FB is only allowing friends and family members to request to have an account memorialized.

Update: 2019-04-10 07:10 GMT
The new tributes section expands on this, creating a separate tab on memorialized profiles where friends and family can share posts.

People turn to Facebook to find community during life’s highs and lows. They know the loss of a friend or family member can be devastating — and they want Facebook to be a place where people can support each other while honouring the memory of their loved ones.

Facebook is now sharing updates to make this experience even more supportive for the community: a new tributes section for memorialised accounts; additional controls for people who manage memorialised accounts; and improved AI to keep the profile of a deceased loved one from appearing in painful ways.

These changes are the result of feedback Facebook has heard from people of different religions and cultural backgrounds as well as experts and academics. Facebook appreciates them for helping the company understand how they can build more tools to help people find comfort in times of grief.

Over 30 million people view memorialised profiles every month to post stories, commemorate milestones and remember those who have passed away. The new tributes section expands on this, creating a separate tab on memorialised profiles where friends and family can share posts — all while preserving the original timeline of their loved one. This lets people see the types of posts that are most helpful to them as they grieve and remember their loved ones. In 2015 Facebook introduced a feature that lets people choose a legacy contact — a family member or friend entrusted to care for their Facebook account when they pass away. Since then, Facebook has heard that legacy contacts wish they could do more to manage the memorialised accounts they look after.

Legacy contacts can now moderate the posts shared to the new tributes section by changing tagging settings, removing tags and editing who can post and see posts. This helps them manage content that might be hard for friends and family to see if they’re not ready. These new controls were built on features, like the ability to update the person’s profile picture and cover photo and to pin a post to the top of their profile.

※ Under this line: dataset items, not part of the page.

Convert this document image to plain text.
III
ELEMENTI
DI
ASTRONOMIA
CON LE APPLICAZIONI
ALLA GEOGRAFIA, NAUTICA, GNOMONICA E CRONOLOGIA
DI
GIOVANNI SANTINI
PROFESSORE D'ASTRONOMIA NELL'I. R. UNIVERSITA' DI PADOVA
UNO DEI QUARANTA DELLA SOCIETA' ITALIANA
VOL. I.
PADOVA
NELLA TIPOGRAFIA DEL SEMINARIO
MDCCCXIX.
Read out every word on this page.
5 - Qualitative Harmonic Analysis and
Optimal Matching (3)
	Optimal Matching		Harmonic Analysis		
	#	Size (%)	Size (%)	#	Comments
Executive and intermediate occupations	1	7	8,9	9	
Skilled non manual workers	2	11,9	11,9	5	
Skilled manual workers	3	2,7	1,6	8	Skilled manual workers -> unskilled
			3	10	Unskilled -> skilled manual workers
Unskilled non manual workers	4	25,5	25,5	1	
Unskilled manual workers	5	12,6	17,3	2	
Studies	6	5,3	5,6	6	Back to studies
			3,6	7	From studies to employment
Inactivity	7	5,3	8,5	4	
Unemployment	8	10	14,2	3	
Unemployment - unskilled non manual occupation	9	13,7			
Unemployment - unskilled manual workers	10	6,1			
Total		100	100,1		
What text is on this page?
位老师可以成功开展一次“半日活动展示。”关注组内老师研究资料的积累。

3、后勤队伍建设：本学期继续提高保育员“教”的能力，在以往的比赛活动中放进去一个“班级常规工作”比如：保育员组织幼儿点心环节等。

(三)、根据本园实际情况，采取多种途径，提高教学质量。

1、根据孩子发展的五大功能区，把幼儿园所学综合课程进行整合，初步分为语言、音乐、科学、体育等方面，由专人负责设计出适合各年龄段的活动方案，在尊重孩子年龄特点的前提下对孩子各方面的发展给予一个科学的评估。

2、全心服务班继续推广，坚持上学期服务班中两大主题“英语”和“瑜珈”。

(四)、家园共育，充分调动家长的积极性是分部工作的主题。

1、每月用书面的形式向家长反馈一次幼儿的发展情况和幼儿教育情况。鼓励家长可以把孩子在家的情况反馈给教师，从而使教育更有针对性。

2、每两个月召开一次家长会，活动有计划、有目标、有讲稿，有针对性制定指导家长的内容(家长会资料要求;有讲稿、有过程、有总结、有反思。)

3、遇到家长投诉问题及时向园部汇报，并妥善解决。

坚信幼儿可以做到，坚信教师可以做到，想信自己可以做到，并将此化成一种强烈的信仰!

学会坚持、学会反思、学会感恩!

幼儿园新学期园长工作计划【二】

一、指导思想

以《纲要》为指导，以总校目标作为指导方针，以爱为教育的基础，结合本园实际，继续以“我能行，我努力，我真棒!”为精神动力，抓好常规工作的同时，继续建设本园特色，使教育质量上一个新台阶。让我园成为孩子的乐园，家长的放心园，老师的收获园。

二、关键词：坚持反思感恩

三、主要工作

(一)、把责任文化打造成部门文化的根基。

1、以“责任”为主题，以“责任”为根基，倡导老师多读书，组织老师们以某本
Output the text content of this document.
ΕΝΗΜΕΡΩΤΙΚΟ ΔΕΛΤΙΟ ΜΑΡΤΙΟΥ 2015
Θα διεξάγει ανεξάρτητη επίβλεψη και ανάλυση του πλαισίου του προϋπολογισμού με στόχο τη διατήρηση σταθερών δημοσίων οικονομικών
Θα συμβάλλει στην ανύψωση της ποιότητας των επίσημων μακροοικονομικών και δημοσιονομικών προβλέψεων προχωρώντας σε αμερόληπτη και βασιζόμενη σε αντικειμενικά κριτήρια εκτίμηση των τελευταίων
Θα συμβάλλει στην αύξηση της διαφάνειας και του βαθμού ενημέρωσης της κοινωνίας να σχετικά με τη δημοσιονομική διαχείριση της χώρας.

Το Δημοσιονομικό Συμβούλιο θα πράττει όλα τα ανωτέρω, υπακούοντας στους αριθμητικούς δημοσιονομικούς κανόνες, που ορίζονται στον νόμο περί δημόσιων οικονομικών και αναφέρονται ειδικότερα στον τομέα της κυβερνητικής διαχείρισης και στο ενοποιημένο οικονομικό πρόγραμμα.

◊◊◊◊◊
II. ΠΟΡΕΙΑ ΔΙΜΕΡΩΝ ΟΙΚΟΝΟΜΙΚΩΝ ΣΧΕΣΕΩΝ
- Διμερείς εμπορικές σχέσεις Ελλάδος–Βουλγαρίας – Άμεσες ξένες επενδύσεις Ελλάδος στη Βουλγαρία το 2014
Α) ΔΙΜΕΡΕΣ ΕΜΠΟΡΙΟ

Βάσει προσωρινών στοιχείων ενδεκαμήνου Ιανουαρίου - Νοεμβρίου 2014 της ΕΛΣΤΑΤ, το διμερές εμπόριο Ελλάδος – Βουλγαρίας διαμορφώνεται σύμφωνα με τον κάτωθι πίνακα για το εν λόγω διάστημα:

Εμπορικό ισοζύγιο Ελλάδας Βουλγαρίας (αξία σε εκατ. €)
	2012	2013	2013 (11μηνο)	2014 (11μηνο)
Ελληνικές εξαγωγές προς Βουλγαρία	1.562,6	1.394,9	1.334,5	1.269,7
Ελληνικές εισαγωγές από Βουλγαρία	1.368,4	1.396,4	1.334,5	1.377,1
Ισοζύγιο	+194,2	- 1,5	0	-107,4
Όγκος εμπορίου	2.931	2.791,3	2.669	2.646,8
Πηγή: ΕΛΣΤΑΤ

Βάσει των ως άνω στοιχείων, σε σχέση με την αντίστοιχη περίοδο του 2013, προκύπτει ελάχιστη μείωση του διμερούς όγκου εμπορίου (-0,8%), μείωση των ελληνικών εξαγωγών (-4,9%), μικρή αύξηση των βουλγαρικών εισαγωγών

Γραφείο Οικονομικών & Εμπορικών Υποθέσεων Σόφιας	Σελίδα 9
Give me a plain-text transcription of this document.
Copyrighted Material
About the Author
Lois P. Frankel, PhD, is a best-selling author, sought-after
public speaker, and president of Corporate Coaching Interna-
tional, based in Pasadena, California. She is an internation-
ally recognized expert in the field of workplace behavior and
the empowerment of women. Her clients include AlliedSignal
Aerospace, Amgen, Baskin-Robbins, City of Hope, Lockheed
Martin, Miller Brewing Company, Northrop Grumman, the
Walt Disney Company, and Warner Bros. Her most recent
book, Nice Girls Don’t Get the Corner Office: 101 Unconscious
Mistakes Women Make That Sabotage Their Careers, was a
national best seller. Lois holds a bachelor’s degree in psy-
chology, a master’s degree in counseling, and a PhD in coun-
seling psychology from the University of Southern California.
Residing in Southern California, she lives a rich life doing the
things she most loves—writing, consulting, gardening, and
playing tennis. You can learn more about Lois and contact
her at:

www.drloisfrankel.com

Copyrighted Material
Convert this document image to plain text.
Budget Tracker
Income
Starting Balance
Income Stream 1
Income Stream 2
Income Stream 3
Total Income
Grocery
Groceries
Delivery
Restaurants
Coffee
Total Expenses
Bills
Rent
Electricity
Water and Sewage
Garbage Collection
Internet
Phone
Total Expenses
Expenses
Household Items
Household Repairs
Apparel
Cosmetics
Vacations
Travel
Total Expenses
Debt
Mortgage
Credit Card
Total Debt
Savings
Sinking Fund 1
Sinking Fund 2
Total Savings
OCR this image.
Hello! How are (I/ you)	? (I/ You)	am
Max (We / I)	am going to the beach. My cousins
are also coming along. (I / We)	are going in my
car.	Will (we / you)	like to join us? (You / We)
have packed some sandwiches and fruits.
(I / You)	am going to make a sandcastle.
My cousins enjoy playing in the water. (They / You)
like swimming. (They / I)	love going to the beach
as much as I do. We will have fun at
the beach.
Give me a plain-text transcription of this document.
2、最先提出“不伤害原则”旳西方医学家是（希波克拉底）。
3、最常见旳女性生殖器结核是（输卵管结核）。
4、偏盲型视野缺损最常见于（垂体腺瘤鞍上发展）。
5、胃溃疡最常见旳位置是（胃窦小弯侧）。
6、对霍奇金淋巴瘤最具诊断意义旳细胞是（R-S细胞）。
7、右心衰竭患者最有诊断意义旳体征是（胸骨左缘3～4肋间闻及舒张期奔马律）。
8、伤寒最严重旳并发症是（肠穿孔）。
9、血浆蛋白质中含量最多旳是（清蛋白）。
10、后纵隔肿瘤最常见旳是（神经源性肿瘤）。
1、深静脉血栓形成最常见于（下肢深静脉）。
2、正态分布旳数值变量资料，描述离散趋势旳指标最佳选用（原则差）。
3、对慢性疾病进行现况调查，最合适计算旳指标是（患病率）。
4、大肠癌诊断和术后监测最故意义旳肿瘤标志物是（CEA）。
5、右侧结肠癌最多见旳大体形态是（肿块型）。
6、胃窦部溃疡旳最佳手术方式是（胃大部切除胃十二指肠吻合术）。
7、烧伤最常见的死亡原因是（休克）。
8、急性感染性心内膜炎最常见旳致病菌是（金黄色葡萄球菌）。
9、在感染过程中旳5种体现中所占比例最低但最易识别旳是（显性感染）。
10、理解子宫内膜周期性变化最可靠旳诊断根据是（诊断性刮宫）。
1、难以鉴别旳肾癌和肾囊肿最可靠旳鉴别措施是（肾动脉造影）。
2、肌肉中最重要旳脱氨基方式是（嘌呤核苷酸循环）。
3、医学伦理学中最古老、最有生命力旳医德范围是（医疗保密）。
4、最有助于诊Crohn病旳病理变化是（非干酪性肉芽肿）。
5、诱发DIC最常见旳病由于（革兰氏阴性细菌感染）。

While minors can’t select legacy contacts, Facebook has recently changed their policies to let parents who have lost children under 18 to request to become their legacy contact. Facebook has made this change based on feedback they received, and hope it will provide some assistance to grieving parents.

In addition to creating supportive tools, Facebook also hopes to minimise experiences that might be painful. They have heard from people that memorialising a profile can feel like a big step that not everyone is immediately ready to take. That’s why it’s so important that those closest to the deceased person can decide when to take that step. Now Facebook is only allowing friends and family members to request to have an account memorialised.

If an account hasn’t yet been memorialised, Facebook uses the AI to help keep it from showing up in places that might cause distress, like recommending that person be invited to events or sending a birthday reminder to their friends. They’ve been working to get better and faster at this.